Without hesitating, the two men gave their word they’d be there without the “Amish pause”. They don’t say they’ll do something unless they can keep their word. I don’t know if it was their great love for ice cream, or the fact that after supper, the day is pretty much open. Well, when you get up at four in the morning, it should be.

I’ll always be an Amish seeker at heart, trying to glean what I can from their cultures. A simple cake along with ice cream is all that’s needed. 
Mom's 1960s cake pan. I used it to make my granddaughter a birthday cake.
Passing down memories (and pans that actually hold up! ;) 

Monday, March 16, 2015

Do the Amish pay taxes?


“I pay school tax and our kinner don’t even go to public school,” is a common gripe among the Amish. “We pay two school taxes, one for public and one for our own one-room schoolhouses and the teachers’ pay.” If you ever want to hear an Amish person talk fast, just ask about taxes. You’ll see how spirited they can get.
The notion that Amish don’t pay taxes is a pet peeve among them. They never want to be accused of mooching off of anyone, paying their fair share. They pay all taxes except social security, and here’s the rub. Our government agreed to them not paying social security because they have a good track record of taking care of their elderly. It’s on religious grounds, but I wonder why other Christians can’t do the same.  

I went to a funeral a month ago for a dear friend who suffered a stroke at 72 and for the next ten years his wife refused to put him in a nursing home, taking care of him herself, along with help from family. This is a bunny trail away from what the Amish pay in taxes, but there are more and more Americans taking care of their elderly. Maybe there needs to be a revision in what we pay into social security if we sign a paper stating we’ll take care of our own.

When I lived in Ellington, NY, people would complain that the Amish don’t pay taxes but get all the benefits: paved roads, bridges, telephone lines to their phone shanties. I believed this at first, but then I asked Amish friends and oh boy do they get fired up. The Amish pay taxes for all infrastructure needs…cough, couch…electric lines they don’t use…but they don’t have to pay for social security.

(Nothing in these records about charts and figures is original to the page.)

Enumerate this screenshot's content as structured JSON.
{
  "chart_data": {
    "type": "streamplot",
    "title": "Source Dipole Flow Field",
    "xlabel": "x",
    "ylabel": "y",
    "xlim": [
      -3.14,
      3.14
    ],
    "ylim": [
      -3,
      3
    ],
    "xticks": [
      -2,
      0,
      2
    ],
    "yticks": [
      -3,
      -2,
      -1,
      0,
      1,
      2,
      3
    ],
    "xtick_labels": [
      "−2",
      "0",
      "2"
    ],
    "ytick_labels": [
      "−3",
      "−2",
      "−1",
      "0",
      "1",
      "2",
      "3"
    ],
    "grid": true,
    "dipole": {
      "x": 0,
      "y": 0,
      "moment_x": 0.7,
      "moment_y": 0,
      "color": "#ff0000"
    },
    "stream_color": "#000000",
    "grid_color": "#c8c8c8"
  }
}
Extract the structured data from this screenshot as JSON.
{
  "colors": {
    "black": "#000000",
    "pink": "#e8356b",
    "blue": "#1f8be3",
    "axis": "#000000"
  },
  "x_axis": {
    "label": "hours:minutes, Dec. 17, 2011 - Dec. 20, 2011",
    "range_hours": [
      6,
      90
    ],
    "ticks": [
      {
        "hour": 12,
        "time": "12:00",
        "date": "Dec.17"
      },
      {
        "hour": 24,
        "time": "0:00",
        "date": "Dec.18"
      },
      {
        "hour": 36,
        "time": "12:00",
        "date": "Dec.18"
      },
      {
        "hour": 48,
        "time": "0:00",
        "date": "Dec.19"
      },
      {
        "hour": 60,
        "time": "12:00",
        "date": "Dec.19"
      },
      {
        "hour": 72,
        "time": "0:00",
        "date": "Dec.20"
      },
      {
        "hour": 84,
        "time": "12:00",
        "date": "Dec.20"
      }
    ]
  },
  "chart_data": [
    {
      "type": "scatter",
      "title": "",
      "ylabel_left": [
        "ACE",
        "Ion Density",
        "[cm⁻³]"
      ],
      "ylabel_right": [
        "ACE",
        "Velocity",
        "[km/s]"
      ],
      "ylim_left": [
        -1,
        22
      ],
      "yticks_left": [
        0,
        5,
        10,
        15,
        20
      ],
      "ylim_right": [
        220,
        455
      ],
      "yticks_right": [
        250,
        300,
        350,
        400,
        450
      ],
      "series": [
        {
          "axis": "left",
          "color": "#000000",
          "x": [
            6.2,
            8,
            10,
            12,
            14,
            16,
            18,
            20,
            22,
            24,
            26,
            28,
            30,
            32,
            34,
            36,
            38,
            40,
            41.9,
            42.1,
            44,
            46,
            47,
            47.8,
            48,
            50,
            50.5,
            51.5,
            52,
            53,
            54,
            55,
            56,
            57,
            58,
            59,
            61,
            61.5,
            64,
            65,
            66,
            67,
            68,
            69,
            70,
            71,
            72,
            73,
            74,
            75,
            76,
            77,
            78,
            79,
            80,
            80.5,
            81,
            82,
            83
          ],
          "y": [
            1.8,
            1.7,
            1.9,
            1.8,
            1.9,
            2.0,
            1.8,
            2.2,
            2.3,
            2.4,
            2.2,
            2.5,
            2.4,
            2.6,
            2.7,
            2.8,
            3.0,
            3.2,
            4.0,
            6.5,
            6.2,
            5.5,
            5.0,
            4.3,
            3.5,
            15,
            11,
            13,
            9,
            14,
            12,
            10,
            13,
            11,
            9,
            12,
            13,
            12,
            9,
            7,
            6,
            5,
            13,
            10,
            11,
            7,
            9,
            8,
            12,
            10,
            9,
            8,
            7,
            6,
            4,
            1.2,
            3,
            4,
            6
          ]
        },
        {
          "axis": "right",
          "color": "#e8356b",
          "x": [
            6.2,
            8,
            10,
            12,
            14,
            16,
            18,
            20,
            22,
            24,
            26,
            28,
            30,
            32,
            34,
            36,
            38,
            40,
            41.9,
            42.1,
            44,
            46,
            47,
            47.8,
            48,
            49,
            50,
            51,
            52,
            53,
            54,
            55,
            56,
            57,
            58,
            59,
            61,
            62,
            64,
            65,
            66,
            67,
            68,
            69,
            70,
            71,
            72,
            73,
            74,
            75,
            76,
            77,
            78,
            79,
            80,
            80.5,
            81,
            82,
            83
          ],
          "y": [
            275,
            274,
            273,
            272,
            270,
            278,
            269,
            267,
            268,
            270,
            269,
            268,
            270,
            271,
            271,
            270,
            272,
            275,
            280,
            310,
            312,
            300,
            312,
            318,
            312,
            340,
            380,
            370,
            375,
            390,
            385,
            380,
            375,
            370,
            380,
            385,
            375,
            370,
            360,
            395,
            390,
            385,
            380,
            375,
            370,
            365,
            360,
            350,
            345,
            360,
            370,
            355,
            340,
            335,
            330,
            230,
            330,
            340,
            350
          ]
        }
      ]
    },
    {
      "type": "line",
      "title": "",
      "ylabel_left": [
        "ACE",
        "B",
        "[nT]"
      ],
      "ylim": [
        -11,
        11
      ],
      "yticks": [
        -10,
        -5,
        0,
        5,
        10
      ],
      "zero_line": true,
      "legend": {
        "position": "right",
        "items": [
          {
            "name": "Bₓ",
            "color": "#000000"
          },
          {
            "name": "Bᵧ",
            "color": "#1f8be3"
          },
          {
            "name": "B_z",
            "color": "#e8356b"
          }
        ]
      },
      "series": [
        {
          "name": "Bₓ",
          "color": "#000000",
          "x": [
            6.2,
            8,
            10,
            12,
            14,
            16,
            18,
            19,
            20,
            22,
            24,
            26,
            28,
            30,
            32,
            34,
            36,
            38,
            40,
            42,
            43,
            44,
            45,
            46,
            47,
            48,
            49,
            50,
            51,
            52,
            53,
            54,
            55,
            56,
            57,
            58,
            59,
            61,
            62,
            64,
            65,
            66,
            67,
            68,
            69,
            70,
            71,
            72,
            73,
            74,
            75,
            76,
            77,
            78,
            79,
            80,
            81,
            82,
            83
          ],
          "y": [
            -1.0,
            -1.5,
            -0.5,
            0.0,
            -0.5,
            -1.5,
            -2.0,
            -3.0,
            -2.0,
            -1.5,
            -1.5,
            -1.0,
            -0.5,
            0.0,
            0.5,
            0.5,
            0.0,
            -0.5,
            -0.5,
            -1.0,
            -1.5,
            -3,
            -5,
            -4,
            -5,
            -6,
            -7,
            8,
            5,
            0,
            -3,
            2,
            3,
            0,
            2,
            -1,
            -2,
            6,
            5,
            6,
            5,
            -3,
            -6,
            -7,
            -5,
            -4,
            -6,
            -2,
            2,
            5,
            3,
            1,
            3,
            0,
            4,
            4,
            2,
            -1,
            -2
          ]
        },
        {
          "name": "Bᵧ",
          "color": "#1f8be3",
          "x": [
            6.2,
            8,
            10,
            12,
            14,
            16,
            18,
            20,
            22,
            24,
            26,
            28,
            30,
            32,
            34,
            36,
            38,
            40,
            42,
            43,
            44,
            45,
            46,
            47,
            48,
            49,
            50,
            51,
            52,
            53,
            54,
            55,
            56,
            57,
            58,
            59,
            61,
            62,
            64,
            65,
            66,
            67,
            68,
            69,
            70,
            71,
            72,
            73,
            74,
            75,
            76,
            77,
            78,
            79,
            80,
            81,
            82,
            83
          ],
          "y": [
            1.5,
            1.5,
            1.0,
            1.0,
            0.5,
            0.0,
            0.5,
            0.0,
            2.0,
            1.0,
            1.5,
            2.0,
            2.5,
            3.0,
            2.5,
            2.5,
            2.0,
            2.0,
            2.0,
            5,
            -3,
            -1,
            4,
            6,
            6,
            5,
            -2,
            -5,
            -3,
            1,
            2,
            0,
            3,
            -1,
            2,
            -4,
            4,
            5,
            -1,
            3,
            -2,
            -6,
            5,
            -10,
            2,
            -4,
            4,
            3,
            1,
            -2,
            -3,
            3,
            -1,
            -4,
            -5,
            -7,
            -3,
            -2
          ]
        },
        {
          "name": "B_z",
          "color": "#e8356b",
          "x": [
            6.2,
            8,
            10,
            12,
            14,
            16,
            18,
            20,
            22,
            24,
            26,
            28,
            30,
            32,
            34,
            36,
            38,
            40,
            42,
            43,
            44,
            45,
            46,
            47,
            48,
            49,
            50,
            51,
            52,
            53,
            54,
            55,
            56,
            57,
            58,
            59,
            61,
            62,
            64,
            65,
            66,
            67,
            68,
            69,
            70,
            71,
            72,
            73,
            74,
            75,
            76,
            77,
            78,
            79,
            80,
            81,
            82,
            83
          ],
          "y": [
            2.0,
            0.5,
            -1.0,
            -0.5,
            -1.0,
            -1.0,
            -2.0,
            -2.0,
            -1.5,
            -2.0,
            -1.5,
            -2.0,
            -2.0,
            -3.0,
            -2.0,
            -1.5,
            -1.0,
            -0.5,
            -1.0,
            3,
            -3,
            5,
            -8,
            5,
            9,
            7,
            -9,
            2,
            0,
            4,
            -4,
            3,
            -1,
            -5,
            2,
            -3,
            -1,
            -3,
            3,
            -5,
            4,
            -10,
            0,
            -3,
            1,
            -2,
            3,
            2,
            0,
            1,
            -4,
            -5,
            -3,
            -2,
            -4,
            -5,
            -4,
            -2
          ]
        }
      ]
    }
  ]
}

On this blog I sometimes mention Noah, a young man in this 30’s now who helped remodel our house and practically lived with us for two months. Well, he’s trying to move back to Smicksburg because his land taxes went up in New York.  Yes, the Amish can lose their farms and homes like anyone else if taxes aren't paid.

So, if anyone accuses “those Amish” people of having it so easy, being able to live off the grid because of no taxes, well, you can defend them. I think people are so spitting mad about how much we pay for taxes in America they want to blame someone, and unfortunately, it’s sometimes the Amish.
Fannie's quilt shop in Smicksburg helps make ends meet. Jah, they have a tax bills to pay. 
Amish children walking home from the one-room schoolhouse their parents pay for along with the teacher's salary.
Amish men enjoying the roads free from pot holes, at least for a while, with the help of their tax money.